Six agent protocols launched in the last year. Everyone's obsessing over model selection. The operating surface around the model is what actually breaks.
Google I/O opened today with a flood of agent demos. Prompts becoming apps. Vibe coding going production. The spectacle is real. But the thing that determines whether any of this works isn't on stage. It's the quiet protocol stack underneath — MCP, A2A, AGUI, and their contested cousins.
Most teams can tell you which LLM they're using. Almost none can answer: which tools should the agent see? Who else can it delegate to? Where does the human approve or cancel?
Those three questions are the stack. Here's what sits at each layer.
MCP is the most successful agent protocol by far. 14,000 GitHub repos tagged with it. Every major agent platform supports it. An agent connects to an MCP server, gets a list of callable tools, and can actually do work instead of just chatting.
But here's what nobody says out loud: there's no registry. No mcp search. No way for an agent to discover servers programmatically. The 14,000 number is GitHub tag-counting, not a registered directory. Smithery.ai lists about 6,700 — and you browse that with your eyes, not an API. An agent can't ask "find me an MCP server for Salesforce" and get an answer. Discovery is a person reading lists.
That's not a protocol. That's a treasure hunt.
Tool access enables arbitrary code execution and arbitrary data access. MCP was designed for high-trust environments. Now it's everywhere. Invariant Labs has published research on tool poisoning — malicious instructions hidden in tool descriptions that influence agents through the very metadata meant to make tools discoverable.
MCP gets the agent close to the work. It doesn't decide whether the agent should do the work. That's on you.
No single agent does everything. A procurement agent needs a supplier agent. A travel agent needs a hotel agent. A software agent needs a security reviewer. Work is distributed across owners, domains, and expertise.

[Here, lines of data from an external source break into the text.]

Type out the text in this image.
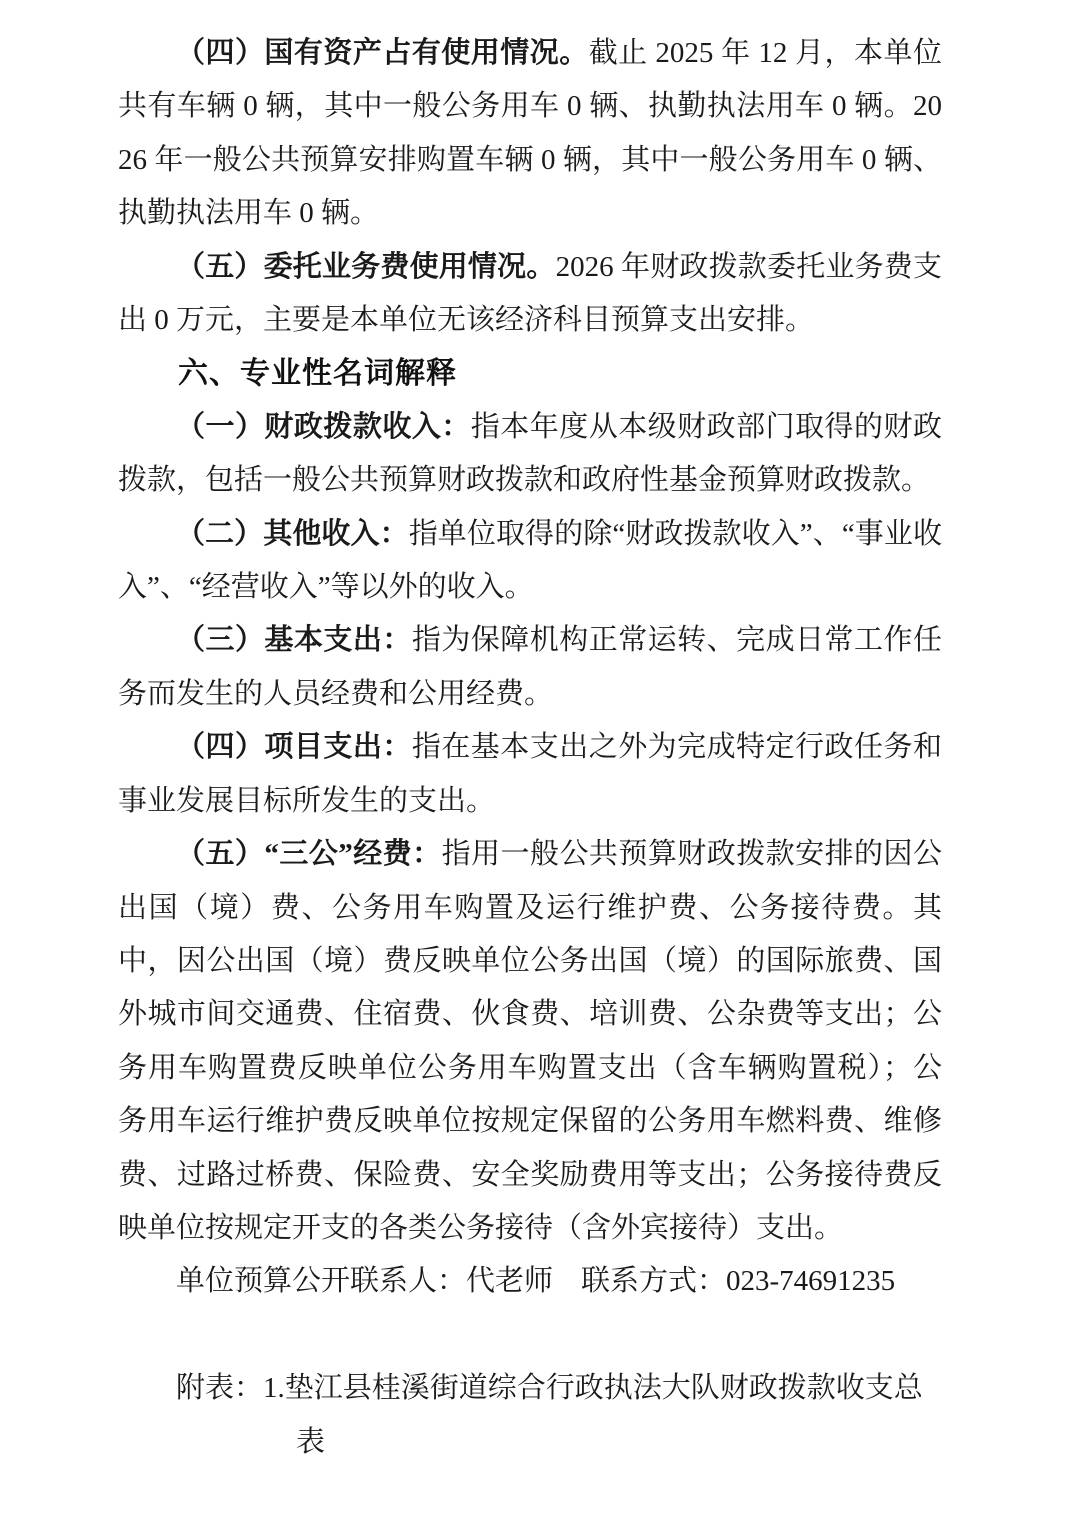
（四）国有资产占有使用情况。截止 2025 年 12 月，本单位共有车辆 0 辆，其中一般公务用车 0 辆、执勤执法用车 0 辆。2026 年一般公共预算安排购置车辆 0 辆，其中一般公务用车 0 辆、执勤执法用车 0 辆。

（五）委托业务费使用情况。2026 年财政拨款委托业务费支出 0 万元，主要是本单位无该经济科目预算支出安排。

六、专业性名词解释

（一）财政拨款收入：指本年度从本级财政部门取得的财政拨款，包括一般公共预算财政拨款和政府性基金预算财政拨款。

（二）其他收入：指单位取得的除“财政拨款收入”、“事业收入”、“经营收入”等以外的收入。

（三）基本支出：指为保障机构正常运转、完成日常工作任务而发生的人员经费和公用经费。

（四）项目支出：指在基本支出之外为完成特定行政任务和事业发展目标所发生的支出。

（五）“三公”经费：指用一般公共预算财政拨款安排的因公出国（境）费、公务用车购置及运行维护费、公务接待费。其中，因公出国（境）费反映单位公务出国（境）的国际旅费、国外城市间交通费、住宿费、伙食费、培训费、公杂费等支出；公务用车购置费反映单位公务用车购置支出（含车辆购置税）；公务用车运行维护费反映单位按规定保留的公务用车燃料费、维修费、过路过桥费、保险费、安全奖励费用等支出；公务接待费反映单位按规定开支的各类公务接待（含外宾接待）支出。

单位预算公开联系人：代老师 联系方式：023-74691235

附表：1.垫江县桂溪街道综合行政执法大队财政拨款收支总

表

A2A turns that distribution into something agents can reason about. The agent card is the primitive — a published contract describing what a remote agent is, what it does, which skills it exposes, and how to interact with it.
The cost: coordination adds another surface where latency, failure, permissions, and observability can break. If your agent delegates to another agent, the workflow gets more flexible and less predictable at the same time.
A2A isn't right for every product. A single agent with a small tool set may not need coordination at all. The right question: does this workflow require delegated expertise or authority outside the primary agent?
An agent that's long-running, non-deterministic, and touching external systems needs more than a final answer. Humans need to observe it working, approve sensitive steps, inspect state, understand why it's waiting.
Chatbots don't handle this. Neither do traditional web apps built for request-response.
AGUI is the open candidate for this layer: streaming, shared state, front-end tool calls, custom events, steering, cancellation. It's the protocol most teams will ignore until their agents start doing real work and generating real bugs. They'll wire a model to tools, build a nice chat component, then discover what the agent is really doing — and retroactively bolt on approval buttons, logs, and progress spinners.
None of those are fixes for the root issue: finding the right control points, understanding what the agent is trying to do, and figuring out where the human needs to approve, deny, edit, or cancel.
A2UI, AP2, and X402 all have real use cases but sit in contested territory.
A2UI is Google's answer to agent-generated interfaces — declarative UI instead of arbitrary HTML. Right direction, narrower scope than the full human control problem.
AP2 and X402 both tackle agent payments. AP2 handles commercial trust and user authorization (60+ collaborators including Mastercard, PayPal, American Express). X402 is Coinbase's HTTP-native machine-to-machine settlement. Payments is the most crowded layer because it's the most valuable. Everyone wants in.
Teams over-focus on model selection and under-specify everything around it. They know which LLM they want. They don't know which tools the agent can or should see. They have a prototype that calls APIs but no interaction model for user approval. They can imagine multiple agents coordinating but have no way to enforce or validate that.
The actual work lives in those questions. The protocol stack isn't glamorous. Neither is infrastructure. But six months from now, the teams that figured out their operating surface will be the ones whose agents still run.
The ones that just picked a model won't know what hit them.